Spring is finally in full swing, with sunny days, cool nights and the warming earth is sending forth shoots, leaves and flowers to be enjoyed by all who long for fresh green vegetables after a winter of potatoes, turnips, squash, and frozen and canned veggies.
This recipe came out of what was in my refrigerator. Much of it came from the farmer’s market, so it is local, but I have to admit that the asparagus was from the grocery store (and California before that) and the peas were frozen, also probably originally from California. We still have a week or so to go for fresh peas and asparagus here. BUT, as soon as I get my hands on them, and maybe some morel mushrooms plucked from our damp Appalachian earth, you can be certain that I will be making this dish again.
It started out as pasta alfredo. Except that as I was digging about in the fridge, I thought to myself, “Alfredo isn’t really that nutritive, and it can be somewhat bland. Let’s add some onions and garlic–ooh, I have fresh local green garlic from the farmer’s market. And ooh–look, I have that asparagus I bought yesterday. Oooh. And the ramps from the farmer’s market–those will certainly add flavor. And frozen baby peas. And oh, look–that fresh goat cheese I picked up at the farmer’s market too. I bet that would be awesome.”
So, out of the fridge and pantry came all of the aforementioned bounty, and within twenty-five minutes, dinner was on the table: pasta with springtime vegetables in a sauce made from local cream, goat cheese and a sprinkle of imported Parmesan.
I think that the only way to improve this dish, other than using locally grown peas and asparagus, would be to add morel mushrooms to it. Zak would disagree with me, but that is because he suffers from funguphobia, which is a very sad thing. Sad for me, anyway, because that means I seldom get to indulge in my funguphilia. Zak, on the other hand, is perfectly happy avoiding mushrooms.
Anyway, here is the recipe, which is simple to put together and makes a great meatless meal in celebration of the fresh springtime foods, especially if you add a spinach and leaf lettuce salad with delightful radishes like we had from the market as well.
Zak calls this dish “Twigs and Berries Pasta,” because of the shapes of the vegetables and the penne I tossed with it, but I prefer my slightly more accurate name.

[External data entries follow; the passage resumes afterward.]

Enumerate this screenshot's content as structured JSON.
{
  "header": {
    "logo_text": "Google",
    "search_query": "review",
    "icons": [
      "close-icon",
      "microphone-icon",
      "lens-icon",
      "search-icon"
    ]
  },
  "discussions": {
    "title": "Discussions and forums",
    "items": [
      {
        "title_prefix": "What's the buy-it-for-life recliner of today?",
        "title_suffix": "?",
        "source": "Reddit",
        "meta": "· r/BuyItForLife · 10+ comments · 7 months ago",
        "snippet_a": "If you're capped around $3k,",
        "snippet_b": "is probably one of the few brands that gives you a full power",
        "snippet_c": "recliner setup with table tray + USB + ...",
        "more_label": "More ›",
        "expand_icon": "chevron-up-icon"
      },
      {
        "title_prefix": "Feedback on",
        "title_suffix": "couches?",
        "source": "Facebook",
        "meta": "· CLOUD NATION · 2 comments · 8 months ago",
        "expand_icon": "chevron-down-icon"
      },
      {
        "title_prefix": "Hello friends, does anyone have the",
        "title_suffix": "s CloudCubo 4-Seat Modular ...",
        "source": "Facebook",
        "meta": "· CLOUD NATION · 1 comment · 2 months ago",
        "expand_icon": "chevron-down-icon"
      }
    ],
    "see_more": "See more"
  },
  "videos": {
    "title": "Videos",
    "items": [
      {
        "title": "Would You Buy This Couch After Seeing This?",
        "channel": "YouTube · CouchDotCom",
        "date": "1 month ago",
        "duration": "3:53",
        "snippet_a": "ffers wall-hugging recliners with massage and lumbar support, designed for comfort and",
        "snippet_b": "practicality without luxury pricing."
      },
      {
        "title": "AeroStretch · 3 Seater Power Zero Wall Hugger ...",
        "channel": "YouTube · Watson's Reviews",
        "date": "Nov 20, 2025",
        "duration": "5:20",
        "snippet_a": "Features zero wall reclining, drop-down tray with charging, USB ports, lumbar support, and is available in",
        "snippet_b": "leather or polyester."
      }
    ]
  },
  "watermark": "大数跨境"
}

Appalachian Pasta Primevara
2 tablespoons butter
3/4 cup thinly sliced onion
1/4 teaspoon salt
1 tablespoon minced green or regular fresh garlic
1/2 teaspoon Aleppo pepper flakes
3/4 pound thin asparagus, trimmed and cut into 1″ lengths
1 cup freshly shelled or frozen peas, thawed
1/3 cup heavy cream
1/4 cup freshly grated Parmesan cheese
4 ounces fresh goat cheese
1 cup thinly sliced ramp leaves
Heat butter over medium heat in a heavy-bottomed skillet until it melts, then add onion. Sprinkle with salt and cook until golden, stirring as needed. Add garlic, Aleppo pepper flakes and asparagus and cook until garlic is golden and fragrant and asparagus is bright green, but only half-tender. Add the peas and the cream, and cook.stirring until the asparagus is tender and the cream reduces slightly.
Add the two cheeses, and stir until the melt, then stir in the ramp leaves, and add cooked pasta to the pan, and toss to combine.
Serve with salad.
(You could add baby spinach leaves to this at the end along with the ramp leaves, or some morels when you cook the onions.)